Automatic Short-Answer Grading (ASAG) has become an increasingly relevant research area within technology-enhanced STEM education, where short open-ended responses are frequently used to evaluate students’ conceptual understanding. However, authentic classroom datasets often present low-resource characteristics, including small sample sizes, lexical sparsity, and class imbalance, which pose significant challenges for reliable model evaluation, didactic usability, and reproducibility.
This work presents a reproducible and didactically oriented machine learning pipeline designed to support the evaluation of short open-ended student responses under low-resource educational conditions. Rather than proposing novel algorithms, the study emphasizes methodological transparency by integrating established linear classifiers—Logistic Regression, Multinomial Naïve Bayes, and Linear Support Vector Machines—within a unified and interpretable evaluation framework. Textual responses are represented using TF–IDF features, while model performance is assessed through adaptive stratified cross-validation to ensure robust accuracy estimation and minimize information leakage.

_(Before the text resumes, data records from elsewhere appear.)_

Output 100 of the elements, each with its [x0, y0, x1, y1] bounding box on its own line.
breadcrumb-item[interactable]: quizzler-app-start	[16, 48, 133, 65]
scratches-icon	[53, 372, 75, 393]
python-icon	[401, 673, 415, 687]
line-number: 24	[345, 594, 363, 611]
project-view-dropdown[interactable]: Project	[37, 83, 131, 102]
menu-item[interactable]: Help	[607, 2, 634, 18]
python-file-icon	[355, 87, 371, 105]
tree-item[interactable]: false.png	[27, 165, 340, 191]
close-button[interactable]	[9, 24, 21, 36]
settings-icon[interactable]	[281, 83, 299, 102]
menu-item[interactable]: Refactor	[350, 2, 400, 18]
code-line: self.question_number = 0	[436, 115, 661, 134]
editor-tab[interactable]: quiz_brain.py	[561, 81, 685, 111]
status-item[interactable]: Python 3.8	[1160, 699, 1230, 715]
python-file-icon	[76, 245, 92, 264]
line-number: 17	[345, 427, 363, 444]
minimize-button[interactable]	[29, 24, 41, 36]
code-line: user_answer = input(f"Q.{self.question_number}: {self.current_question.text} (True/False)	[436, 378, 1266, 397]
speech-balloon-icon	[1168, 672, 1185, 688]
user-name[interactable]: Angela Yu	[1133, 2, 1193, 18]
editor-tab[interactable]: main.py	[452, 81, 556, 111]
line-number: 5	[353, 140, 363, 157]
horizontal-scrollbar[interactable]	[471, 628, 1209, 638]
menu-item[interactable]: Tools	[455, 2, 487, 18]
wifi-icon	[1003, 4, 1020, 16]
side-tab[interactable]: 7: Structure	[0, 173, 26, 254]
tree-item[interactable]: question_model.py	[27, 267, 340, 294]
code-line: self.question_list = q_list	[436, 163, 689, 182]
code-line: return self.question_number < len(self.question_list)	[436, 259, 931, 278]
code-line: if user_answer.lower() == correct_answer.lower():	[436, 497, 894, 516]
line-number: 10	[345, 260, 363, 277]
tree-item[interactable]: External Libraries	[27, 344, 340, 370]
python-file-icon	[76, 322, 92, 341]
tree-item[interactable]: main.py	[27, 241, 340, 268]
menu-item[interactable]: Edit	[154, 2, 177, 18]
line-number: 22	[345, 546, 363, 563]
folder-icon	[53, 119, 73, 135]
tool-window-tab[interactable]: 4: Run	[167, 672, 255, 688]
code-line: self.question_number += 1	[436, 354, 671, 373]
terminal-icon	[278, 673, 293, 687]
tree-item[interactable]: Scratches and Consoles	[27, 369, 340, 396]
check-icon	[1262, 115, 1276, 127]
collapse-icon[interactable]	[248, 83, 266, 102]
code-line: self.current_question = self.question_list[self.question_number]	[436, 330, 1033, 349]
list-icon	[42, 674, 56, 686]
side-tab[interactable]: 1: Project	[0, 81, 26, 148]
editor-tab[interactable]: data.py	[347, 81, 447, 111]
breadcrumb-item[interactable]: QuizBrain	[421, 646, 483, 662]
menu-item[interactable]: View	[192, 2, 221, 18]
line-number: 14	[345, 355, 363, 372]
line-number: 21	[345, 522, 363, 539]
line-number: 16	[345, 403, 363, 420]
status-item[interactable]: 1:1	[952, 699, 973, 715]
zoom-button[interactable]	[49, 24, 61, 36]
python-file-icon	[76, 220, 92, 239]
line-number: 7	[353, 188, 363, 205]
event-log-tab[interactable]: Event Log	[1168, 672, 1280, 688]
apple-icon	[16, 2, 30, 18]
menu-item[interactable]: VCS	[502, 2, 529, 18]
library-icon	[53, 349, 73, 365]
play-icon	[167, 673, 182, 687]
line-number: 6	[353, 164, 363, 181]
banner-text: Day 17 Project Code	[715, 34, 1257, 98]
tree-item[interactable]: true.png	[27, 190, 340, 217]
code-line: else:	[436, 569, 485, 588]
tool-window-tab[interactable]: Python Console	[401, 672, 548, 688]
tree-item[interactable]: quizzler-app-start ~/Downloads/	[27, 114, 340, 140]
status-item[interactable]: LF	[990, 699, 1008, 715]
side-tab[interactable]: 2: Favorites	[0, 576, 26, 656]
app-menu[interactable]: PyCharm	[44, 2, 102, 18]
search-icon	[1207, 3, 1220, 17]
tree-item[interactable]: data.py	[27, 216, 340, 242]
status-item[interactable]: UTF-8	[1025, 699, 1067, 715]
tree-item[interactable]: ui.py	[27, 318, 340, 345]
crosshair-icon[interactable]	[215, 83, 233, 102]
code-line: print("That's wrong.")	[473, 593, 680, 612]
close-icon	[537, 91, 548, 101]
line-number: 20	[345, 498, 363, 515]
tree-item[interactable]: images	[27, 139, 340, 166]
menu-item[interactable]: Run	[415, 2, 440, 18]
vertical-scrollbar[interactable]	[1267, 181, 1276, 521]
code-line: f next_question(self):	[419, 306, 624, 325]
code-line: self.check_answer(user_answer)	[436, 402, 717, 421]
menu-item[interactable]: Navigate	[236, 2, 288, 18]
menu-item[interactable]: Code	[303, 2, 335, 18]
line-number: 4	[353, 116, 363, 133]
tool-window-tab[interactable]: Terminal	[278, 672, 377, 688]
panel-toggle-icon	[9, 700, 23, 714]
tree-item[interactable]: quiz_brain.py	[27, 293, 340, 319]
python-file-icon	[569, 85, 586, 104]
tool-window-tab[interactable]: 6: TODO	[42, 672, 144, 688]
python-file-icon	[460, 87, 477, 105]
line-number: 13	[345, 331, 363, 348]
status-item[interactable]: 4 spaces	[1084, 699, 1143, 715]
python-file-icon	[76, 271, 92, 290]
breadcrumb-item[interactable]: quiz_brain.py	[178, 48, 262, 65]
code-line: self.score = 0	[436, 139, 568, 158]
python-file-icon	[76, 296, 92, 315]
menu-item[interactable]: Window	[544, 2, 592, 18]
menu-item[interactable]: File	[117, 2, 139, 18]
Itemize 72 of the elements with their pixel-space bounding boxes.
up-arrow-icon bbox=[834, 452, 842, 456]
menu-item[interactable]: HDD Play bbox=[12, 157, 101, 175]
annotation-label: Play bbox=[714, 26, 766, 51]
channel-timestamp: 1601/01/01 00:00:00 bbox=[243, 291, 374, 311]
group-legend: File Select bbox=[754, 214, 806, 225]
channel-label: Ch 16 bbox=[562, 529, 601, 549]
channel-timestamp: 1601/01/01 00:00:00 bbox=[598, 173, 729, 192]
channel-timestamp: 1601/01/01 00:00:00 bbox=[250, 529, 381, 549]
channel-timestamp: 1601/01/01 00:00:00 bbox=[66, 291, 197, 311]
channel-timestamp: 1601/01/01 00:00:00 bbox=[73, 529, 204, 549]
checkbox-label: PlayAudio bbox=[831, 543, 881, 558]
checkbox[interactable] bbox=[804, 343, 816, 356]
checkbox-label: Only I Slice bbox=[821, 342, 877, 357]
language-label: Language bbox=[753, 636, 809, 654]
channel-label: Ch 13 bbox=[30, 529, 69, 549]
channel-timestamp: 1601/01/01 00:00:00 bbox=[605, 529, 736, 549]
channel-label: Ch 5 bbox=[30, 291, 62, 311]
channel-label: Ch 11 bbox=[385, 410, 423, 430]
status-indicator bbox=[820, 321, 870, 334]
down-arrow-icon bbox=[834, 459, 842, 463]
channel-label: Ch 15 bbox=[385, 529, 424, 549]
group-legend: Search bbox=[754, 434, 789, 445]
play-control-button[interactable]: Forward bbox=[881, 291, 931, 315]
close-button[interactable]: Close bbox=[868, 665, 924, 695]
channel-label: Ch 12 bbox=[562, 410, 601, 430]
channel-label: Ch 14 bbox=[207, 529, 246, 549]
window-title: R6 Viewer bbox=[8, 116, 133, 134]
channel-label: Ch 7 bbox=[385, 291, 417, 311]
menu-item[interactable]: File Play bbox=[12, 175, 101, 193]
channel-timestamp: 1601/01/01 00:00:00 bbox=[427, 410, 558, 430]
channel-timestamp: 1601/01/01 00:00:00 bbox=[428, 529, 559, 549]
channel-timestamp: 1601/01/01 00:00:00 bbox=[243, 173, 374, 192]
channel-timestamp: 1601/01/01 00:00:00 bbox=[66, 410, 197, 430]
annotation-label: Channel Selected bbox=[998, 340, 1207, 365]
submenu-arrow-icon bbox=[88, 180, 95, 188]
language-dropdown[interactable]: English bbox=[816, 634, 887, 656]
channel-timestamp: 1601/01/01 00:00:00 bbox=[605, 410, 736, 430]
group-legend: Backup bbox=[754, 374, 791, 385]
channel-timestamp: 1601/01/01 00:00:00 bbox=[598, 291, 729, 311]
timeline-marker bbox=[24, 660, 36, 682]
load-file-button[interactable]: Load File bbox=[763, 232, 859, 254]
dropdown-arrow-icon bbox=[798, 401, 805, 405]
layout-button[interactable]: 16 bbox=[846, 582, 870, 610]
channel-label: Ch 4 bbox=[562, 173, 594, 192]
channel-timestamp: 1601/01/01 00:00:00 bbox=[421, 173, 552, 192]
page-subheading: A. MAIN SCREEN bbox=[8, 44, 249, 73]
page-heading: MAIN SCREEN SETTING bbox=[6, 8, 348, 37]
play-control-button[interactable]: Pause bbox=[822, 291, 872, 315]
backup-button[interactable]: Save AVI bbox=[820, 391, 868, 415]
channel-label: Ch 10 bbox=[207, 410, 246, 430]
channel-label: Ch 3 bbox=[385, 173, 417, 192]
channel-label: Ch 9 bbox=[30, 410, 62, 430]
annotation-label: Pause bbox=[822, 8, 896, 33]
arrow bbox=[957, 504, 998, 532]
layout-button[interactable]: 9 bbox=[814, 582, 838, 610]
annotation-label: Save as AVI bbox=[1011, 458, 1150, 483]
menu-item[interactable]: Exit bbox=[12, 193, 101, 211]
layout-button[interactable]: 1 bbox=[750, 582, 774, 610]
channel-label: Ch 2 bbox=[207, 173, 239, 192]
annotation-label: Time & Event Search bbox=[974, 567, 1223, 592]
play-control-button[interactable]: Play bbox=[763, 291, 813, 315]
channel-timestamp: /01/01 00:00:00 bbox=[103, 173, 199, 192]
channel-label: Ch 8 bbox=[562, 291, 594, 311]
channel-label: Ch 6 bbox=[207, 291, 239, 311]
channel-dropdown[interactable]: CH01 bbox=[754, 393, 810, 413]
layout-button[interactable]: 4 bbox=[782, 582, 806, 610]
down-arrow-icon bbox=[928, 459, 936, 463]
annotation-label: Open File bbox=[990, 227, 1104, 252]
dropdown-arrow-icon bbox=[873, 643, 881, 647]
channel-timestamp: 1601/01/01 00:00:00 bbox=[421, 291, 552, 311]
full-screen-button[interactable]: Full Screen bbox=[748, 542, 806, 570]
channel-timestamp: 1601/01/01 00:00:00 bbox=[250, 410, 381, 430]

The pipeline is evaluated across multiple concept-specific datasets derived from undergraduate teacher education contexts in mathematics and science. Results demonstrate stable performance across classifiers and conceptual domains, supporting the viability of interpretable linear models for small-scale classroom datasets. Additionally, the framework enables token-level inspection of discriminative lexical features, facilitating formative didactic feedback and supporting educators in monitoring students’ conceptual development.
By prioritizing reproducibility, interpretability, and didactic applicability, the proposed framework provides a transparent methodological reference for applied ASAG research. Furthermore, the pipeline establishes a foundation for future studies exploring automated feedback mechanisms and classroom-oriented learning analytics in STEM education.